NHKニュースでは安倍内閣の支持が38%、不支持が45%まで増加したことをことさら長く強調し、一方、他の政党の支持率については瞬間的に写すだけでほとんど数字の確認ができないほど早くTV画面から消していました。野党支持率はNHKにとって都合の悪い真実なのです。
また、この世論調査では「麻生大臣が辞職すべきか」とか、「昭恵夫人を証人喚問すべきか」など野党の主張をそのまま使い、しかも、質問内容がわかりづらい内容で、「分からない」と答えている人が圧倒的に多いのが気になりました。このような特定の結論を導くための質問では世論調査の意味はありません。
NHKは世論調査を政権批判のため世論誘導にするのではなく、もっと根本的な問題である「安倍内閣支持率の低下にもかかわらず野党の支持率がなぜ上がらないのか」を調査すべきです。現在の日本では野党の正常化と健全化をはかることのほうが政治の混乱を収めることになり、NHKの存在意義が国民に納得されるのではないでしょうか。
籾井氏がいなくなって「偏向報道の自由」を満喫するNHK
さて、この1年、NHKが偏向報道を再発させた理由に2つの背景があると考えます。
その第一は、籾井勝人氏が会長職を退いたことで、それまで押さえ込まれていた共産党勢力が一気に巻き返しを図ったことです。
籾井氏は2014年1月から2017年1月までの3年間の会長職を務めましたが、在任中、同業のメディアや野党から常に激しい攻撃に晒されました。しかし、このことを裏返せば、籾井氏が彼らにとっては大きな脅威であったことを物語っています。彼らは何かにつけてアラを探して籾井氏をつぶそうと考えていたわけです。
籾井氏のNHK改革で表に見えたものとしては、2015年4月、「ニュースウォッチ9」の看板キャスターであり、共産党の代弁者であった大越健介氏を降板させたことがあげられます。なお、その大越氏は、籾井氏がいなくなったのを見はからうかのように「サンデースポーツ2020」で復活しています。
さらに、大越氏の後任には無色を装った河野憲治氏が就任しましたが、共産党シンパということが明らかになると、籾井氏は自らの退任前に、河野氏を降板させる人事を行っています。
そのほか、沖縄支局で反政府活動ばかりを取り上げる職員の異動や、専務理事2人に辞任の要求を行いました。また、公表されていませんが、1万人あまりの全職員のうち600人もいた共産党シンパの排除に取り組んでいました。
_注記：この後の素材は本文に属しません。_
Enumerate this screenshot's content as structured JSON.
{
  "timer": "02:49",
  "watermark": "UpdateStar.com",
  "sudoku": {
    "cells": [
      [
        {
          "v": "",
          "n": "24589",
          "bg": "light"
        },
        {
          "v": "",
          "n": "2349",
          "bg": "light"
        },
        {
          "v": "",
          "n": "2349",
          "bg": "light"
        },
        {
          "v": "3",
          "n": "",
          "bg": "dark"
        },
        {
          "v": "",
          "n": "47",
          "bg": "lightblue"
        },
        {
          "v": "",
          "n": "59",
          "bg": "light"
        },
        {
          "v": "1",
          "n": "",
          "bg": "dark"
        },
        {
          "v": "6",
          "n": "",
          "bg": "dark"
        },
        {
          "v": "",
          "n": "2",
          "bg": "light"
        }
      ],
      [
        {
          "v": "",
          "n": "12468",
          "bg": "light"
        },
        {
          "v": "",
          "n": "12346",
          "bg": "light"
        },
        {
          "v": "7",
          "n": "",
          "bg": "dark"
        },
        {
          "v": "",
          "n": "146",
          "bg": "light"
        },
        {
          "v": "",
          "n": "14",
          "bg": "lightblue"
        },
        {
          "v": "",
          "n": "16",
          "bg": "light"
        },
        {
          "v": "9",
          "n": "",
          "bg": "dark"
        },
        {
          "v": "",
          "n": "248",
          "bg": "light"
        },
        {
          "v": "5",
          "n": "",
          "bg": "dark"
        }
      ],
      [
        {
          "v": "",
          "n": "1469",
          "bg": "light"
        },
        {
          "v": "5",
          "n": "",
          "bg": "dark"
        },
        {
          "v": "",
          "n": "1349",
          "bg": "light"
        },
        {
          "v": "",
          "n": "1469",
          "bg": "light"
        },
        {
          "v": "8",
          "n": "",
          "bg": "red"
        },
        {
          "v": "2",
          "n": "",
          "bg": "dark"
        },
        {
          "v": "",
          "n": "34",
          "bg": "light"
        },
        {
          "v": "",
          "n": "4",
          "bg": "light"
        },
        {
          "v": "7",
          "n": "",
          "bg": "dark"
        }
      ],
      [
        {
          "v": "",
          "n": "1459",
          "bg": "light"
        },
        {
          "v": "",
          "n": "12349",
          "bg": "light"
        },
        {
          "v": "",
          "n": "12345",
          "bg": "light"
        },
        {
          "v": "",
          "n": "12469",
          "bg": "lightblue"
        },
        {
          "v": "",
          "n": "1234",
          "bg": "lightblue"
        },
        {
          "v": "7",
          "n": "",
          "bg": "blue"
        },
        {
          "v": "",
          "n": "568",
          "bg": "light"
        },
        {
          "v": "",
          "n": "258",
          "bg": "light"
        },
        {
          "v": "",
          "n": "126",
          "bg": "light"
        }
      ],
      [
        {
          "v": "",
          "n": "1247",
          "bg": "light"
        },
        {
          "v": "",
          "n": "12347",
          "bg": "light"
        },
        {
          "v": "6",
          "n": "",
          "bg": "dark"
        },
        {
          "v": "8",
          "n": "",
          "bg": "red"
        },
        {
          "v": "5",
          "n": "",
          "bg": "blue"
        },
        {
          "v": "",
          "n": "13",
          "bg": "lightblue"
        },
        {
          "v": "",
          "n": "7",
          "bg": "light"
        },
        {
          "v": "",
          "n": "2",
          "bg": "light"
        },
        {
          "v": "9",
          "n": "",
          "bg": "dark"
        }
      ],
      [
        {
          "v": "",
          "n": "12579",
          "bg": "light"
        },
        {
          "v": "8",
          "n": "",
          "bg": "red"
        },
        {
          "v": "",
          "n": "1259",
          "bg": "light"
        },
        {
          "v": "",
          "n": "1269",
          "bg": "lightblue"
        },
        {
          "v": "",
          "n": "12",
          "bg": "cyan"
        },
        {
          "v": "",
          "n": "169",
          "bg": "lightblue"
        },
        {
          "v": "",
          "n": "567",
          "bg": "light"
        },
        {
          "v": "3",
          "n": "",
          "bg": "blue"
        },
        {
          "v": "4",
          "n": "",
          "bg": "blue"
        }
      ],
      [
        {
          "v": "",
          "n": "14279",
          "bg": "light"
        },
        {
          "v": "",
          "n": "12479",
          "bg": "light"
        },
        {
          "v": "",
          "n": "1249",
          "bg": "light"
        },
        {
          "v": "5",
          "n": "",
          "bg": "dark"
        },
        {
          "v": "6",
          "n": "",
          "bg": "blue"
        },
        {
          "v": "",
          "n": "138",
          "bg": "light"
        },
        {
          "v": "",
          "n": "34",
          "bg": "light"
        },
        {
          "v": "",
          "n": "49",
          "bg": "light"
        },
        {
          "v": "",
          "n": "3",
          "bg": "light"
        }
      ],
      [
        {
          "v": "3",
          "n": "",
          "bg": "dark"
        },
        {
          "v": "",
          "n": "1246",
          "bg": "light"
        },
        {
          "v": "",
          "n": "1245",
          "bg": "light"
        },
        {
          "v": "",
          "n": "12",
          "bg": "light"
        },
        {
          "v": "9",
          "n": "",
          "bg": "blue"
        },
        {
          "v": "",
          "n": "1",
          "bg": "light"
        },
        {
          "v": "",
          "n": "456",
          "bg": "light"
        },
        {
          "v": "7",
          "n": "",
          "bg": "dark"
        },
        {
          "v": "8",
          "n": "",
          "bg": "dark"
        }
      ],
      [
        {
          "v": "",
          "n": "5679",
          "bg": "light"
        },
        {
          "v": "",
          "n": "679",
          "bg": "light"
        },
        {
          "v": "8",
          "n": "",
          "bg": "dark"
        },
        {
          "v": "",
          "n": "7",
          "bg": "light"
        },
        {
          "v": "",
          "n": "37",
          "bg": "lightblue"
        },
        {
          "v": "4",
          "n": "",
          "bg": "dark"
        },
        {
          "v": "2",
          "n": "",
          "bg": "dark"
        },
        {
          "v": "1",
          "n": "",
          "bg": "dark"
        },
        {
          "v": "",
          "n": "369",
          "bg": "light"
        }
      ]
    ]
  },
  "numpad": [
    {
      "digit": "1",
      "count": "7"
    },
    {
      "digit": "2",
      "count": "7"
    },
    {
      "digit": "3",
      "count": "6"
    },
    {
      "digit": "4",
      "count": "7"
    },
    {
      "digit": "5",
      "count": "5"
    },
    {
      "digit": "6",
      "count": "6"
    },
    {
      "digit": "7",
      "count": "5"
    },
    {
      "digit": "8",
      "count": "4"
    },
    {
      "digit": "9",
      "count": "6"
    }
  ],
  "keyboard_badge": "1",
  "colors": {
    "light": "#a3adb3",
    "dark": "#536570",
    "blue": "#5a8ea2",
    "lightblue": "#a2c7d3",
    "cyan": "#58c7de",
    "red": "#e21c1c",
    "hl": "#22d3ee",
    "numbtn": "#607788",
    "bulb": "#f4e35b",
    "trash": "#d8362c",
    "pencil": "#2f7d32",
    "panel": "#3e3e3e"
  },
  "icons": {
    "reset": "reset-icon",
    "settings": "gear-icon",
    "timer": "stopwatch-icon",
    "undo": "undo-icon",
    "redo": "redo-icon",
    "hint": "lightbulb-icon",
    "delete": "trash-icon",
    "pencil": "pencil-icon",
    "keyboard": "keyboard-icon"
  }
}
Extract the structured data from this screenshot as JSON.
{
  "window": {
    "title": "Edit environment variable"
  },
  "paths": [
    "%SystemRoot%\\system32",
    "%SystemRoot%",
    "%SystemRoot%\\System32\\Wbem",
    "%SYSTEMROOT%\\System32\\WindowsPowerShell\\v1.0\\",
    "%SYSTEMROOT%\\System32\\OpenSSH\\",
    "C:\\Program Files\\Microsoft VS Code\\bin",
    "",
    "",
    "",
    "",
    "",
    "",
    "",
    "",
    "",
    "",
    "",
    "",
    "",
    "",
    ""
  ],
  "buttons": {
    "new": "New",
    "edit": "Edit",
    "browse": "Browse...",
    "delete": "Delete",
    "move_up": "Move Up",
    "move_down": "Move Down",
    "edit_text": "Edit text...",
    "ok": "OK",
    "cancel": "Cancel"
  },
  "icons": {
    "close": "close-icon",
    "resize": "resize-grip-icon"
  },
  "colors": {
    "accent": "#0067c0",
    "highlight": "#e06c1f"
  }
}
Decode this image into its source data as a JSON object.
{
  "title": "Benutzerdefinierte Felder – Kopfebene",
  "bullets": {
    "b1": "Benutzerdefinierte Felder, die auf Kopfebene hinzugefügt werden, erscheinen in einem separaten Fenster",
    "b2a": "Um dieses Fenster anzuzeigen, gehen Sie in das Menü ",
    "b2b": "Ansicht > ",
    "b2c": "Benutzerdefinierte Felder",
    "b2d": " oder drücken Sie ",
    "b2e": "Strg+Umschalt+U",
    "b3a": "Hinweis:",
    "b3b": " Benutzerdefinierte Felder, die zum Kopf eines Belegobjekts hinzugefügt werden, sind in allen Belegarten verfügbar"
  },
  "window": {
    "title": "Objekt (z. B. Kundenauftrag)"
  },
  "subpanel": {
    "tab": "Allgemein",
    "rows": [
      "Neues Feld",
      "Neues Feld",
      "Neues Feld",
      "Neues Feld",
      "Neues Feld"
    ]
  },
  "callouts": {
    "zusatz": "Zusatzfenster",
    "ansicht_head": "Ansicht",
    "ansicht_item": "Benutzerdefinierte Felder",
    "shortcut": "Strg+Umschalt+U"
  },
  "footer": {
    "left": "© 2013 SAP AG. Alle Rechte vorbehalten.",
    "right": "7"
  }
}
退任前までには、共産党系職員を100名以下にまで減少させ、まともな報道番組作りを心がけていました。籾井氏自身は局内や野党などから様々な嫌がらせや圧力を受けていたので、退任時には「本当にハッピーに退任することができました」と挨拶をしたほどでした。
こうした背景があり籾井氏の退任後、NHKが急に左に振れ出した理由がよくわかると思います。いまもなお、経営委員の中に共産党の熱烈なシンパがいるとの情報があります。
最高裁判決がNHKを傍若無人にした
偏向報道の第二の理由は、昨年(2017)12月の最高裁大法廷でNHKの受信料を合憲としたことです。受信料の支払いを義務付けられたため、偏向報道であろうが、何を放送しようが、視聴者から「偏向報道ばかりだから受信料を払いたくない」と言われなくなり、NHKがますます傲慢になっています。
戦後70年にわたり、左に大きく振れていた振り子が真ん中に戻ろうとする中で、NHKは時流に抗うかのように、振り子を左に押し戻そうとしています。
ただ言えることは、既得権益や特定の主義主張を守るためだけに存在するのなら、どんなに巨大な組織であっても瞬時に崩壊することは歴史が物語っています。
NHKが、時代の変化を理解することなく、そして、人びとが求めている報道の客観性、公平性、中立性というニーズに応えることができなければ、朝日新聞と同じ運命を辿ることは明らかだと思います。